S'il n'est pas simplement oublié, G. Pompidou est souvent mentionné comme un ancien dirigeant, gaulliste et "conservateur". Or, Premier ministre, puis Président de 1962 à sa mort en 1974, il a su au contraire sentir sous quels vents nouveaux il devait faire avancer le bateau France : industrie, certes, mais aussi progrès social, aménagement de l'environnement, indépendance nationale dans un monde interdépendant. Prolongement de l'action de Gaulle ? Oui, mais surtout l’élargissement de cette action dans un mode humaniste que de Gaulle n'avait pas. Ce livre remarquable nous rappelle tout cela, en montrant combien certaines des orientations prises par Pompidou seraient encore dignes de guider l'action politique contemporaine.

 

Ancien élève de l'ENS, puis professeur de lettres, il eut, avant d'être appelé en politique, un vrai métier qui, associé à son sens et son goût du concret, lui conféra une expérience de ses contemporains et de leurs problèmes. Il aimait la vie, tout ce qu'elle a de beau et de bon, et souhaitait que son action politique contribue à faire partager cela. Humaniste, convaincu que la voie du progrès scientifique et technique était bonne sous réserve de sa maîtrise, il sut mettre celle-ci au service du progrès social qu'il associait à la croissance économique, carburant de la satisfaction des attentes humaines, de préférence à une simple politique de redistribution qu'il estimait insuffisante.

Le livre montre tout ce qui est dû à ses décisions et ses choix industriels et qui, pour partie, a résisté à la désindustrialisation paresseuse et à court terme de ses successeurs. Il eut un rôle majeur dans la politique énergétique (développement du nucléaire), dans la naissance du TGV, d'Airbus et du spatial, etc. Qu'il n'y a pas d'indépendance sans une économie forte et une maîtrise des technologies était son crédo. Que penserait-il de la dépendance absolue où la France et l'Europe se sont laissé tomber, en matière de défense, d'énergie, de technologie, en partie sous l'influence de l'Allemagne, puissante dans la conduite des choix européens, mais victime de sa politique internationale ?

Il eut aussi, en matière d'institutions, un rôle de préservation active de la constitution de la cinquième république qui apportait enfin une stabilité au gouvernement de la France. Il avait aussi compris que le passage au quinquennat conduisait à un renforcement présidentiel, même si pour des raisons peu claires il se laissa convaincre ultérieurement. Il eut même, semble-t-il, la tentation de la suppression du Premier ministre.

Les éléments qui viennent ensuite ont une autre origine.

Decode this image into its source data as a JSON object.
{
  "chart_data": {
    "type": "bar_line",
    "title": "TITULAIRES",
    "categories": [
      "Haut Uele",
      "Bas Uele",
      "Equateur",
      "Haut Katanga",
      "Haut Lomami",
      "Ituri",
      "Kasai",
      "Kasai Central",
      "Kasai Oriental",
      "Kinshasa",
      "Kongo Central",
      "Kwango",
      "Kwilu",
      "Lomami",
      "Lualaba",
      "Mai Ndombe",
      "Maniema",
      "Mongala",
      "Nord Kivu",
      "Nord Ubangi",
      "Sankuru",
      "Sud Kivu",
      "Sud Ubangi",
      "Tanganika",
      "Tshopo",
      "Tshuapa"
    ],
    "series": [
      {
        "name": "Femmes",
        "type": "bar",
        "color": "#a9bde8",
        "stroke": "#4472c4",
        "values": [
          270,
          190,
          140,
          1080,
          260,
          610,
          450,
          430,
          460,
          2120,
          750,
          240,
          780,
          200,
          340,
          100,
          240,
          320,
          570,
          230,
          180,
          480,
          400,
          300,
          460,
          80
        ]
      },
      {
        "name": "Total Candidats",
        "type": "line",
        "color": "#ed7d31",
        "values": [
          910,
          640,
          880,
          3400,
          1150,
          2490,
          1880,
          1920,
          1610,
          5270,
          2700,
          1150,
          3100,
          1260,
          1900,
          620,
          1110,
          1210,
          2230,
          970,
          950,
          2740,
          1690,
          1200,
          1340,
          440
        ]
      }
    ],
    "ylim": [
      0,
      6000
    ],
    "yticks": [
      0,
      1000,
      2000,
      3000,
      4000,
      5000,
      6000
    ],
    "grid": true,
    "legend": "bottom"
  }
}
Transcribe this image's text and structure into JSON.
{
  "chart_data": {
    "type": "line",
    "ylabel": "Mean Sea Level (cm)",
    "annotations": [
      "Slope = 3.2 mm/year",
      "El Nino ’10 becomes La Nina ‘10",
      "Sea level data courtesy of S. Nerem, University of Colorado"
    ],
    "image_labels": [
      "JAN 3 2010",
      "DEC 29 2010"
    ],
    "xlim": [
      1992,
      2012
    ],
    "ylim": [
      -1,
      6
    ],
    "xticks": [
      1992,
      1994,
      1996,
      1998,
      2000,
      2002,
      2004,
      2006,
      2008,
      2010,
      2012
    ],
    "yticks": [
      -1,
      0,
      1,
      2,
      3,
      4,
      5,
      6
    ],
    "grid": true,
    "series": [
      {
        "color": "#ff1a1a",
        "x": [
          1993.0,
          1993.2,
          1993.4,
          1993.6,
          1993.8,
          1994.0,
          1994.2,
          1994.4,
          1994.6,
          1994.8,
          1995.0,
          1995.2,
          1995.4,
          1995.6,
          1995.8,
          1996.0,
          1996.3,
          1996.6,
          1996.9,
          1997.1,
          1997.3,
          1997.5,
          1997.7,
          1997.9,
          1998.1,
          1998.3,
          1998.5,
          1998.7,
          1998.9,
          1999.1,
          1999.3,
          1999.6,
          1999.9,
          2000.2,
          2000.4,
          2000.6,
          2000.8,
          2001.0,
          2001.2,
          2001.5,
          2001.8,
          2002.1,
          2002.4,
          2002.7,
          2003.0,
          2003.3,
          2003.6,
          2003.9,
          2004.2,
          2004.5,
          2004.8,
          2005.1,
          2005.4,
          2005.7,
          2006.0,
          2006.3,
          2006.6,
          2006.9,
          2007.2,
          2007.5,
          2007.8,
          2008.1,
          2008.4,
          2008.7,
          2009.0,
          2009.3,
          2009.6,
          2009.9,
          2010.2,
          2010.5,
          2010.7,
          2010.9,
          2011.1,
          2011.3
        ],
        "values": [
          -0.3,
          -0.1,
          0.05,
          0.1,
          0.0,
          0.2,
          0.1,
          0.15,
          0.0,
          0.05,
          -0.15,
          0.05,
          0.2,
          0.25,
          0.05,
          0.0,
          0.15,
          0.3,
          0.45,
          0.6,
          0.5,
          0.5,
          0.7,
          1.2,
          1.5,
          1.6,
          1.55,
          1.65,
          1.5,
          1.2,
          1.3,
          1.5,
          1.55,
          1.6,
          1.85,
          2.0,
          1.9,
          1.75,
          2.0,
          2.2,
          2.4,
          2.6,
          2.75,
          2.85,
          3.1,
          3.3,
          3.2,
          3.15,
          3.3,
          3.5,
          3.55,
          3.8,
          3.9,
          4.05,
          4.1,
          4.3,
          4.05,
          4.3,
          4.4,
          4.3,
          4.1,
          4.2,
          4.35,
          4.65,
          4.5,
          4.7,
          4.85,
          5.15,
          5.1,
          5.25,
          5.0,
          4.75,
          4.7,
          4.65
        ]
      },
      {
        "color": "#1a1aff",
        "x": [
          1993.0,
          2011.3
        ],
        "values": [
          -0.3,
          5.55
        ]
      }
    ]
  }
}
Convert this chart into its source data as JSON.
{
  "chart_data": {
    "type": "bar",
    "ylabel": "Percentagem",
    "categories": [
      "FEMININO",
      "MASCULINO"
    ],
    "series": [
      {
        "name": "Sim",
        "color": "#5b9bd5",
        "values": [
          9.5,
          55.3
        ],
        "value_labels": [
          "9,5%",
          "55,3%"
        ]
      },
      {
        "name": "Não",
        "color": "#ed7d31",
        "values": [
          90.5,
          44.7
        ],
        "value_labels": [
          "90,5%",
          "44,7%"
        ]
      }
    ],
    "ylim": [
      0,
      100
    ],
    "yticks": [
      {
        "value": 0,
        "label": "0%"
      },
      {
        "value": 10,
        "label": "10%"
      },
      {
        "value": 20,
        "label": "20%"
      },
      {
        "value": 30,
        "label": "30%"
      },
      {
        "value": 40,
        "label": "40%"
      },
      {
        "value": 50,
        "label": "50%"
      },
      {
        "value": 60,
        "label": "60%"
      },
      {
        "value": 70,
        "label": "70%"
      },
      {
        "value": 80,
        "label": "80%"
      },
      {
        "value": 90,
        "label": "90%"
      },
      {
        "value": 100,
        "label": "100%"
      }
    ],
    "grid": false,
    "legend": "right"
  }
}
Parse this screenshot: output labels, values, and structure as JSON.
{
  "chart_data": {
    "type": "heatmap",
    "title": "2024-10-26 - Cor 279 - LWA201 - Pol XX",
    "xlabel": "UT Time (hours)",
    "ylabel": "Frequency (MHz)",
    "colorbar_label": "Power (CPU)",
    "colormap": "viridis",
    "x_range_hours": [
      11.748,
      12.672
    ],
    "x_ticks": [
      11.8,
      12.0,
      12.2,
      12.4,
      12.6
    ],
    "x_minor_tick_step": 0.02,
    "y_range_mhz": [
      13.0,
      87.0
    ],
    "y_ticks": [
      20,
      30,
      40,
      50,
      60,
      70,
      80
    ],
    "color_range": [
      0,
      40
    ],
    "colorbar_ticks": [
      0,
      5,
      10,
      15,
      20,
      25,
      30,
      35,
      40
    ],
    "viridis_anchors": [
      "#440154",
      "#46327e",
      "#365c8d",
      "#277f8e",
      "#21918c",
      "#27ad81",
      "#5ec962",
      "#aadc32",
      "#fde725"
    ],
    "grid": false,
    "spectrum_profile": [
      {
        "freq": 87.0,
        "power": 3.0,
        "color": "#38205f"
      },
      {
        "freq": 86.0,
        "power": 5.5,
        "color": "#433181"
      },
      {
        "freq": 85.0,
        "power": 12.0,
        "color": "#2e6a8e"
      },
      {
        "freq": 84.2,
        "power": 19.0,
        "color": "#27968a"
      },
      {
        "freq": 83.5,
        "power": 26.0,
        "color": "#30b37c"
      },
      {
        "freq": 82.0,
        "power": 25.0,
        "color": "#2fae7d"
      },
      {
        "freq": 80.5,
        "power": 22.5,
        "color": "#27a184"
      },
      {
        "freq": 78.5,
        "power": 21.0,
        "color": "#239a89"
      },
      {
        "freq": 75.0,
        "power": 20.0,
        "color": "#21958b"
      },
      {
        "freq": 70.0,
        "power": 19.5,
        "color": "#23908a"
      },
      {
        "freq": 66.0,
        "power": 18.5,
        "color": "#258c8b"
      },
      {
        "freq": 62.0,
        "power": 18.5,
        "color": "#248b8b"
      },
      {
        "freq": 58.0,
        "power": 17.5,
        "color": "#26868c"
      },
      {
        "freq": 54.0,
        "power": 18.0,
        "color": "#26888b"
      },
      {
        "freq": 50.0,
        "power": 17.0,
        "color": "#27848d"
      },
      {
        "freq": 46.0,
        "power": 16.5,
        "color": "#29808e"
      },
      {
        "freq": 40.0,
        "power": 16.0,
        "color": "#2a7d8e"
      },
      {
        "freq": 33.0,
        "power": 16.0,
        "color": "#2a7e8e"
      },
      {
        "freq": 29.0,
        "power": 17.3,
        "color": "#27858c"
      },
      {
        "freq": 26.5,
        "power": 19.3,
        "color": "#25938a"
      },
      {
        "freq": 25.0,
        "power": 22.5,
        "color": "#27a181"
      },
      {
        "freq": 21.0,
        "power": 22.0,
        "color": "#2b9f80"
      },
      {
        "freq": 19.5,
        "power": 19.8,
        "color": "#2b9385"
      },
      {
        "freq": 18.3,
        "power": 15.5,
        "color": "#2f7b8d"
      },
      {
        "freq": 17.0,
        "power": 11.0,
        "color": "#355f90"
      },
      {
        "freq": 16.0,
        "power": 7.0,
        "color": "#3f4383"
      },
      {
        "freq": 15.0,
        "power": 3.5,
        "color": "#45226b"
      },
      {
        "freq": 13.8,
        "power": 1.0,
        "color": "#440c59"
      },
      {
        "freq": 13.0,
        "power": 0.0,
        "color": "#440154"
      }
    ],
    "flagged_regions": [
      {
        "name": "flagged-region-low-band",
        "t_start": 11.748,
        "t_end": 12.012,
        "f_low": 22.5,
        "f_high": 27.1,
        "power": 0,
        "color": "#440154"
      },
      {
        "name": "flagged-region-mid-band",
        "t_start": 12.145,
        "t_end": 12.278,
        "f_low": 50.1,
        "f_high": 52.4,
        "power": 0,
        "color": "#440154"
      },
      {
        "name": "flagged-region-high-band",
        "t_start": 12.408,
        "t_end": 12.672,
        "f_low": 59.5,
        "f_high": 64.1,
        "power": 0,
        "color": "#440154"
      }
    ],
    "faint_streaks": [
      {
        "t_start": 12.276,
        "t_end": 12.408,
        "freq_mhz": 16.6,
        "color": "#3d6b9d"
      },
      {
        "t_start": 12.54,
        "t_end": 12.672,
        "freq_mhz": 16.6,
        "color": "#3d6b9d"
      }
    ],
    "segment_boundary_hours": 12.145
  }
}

En matière de politique extérieure, il fut un artisan actif de l'Europe des nations et un adversaire résolu de toute supranationalité, en contradiction, à mon sens, avec l'intention des fondateurs qui plaçaient une Europe fédérale en objectif. Qui a raison ? Le pragmatisme de Pompidou le portait évidemment à cela, mais n'est-ce pas au risque de l'usure, de l'excès administratif et de l'impuissance qui sont notre lot européen actuel ? Il n'en reste pas moins qu'il avait compris que le monde s'orientait vers une ouverture dont l'influence sur les politiques nationales devait être prise sérieusement en compte. Là aussi, sa vision était bien éloignée de celle d'un "conservateur" !

Ainsi, ce livre nous parle d'un homme qui fut sans doute un des plus grands présidents de la France, mais surtout il nous parle de ce que nous sommes, ici et maintenant. Utile réflexion dans des temps où la boussole vacille et un rappel majeur que, même si nous vivons poussés par nos rêves, le pragmatisme et le respect de la réalité sont essentiels pour donner à nos actes le poids qu'ils doivent avoir. C'est d'abord cela, la leçon de Pompidou.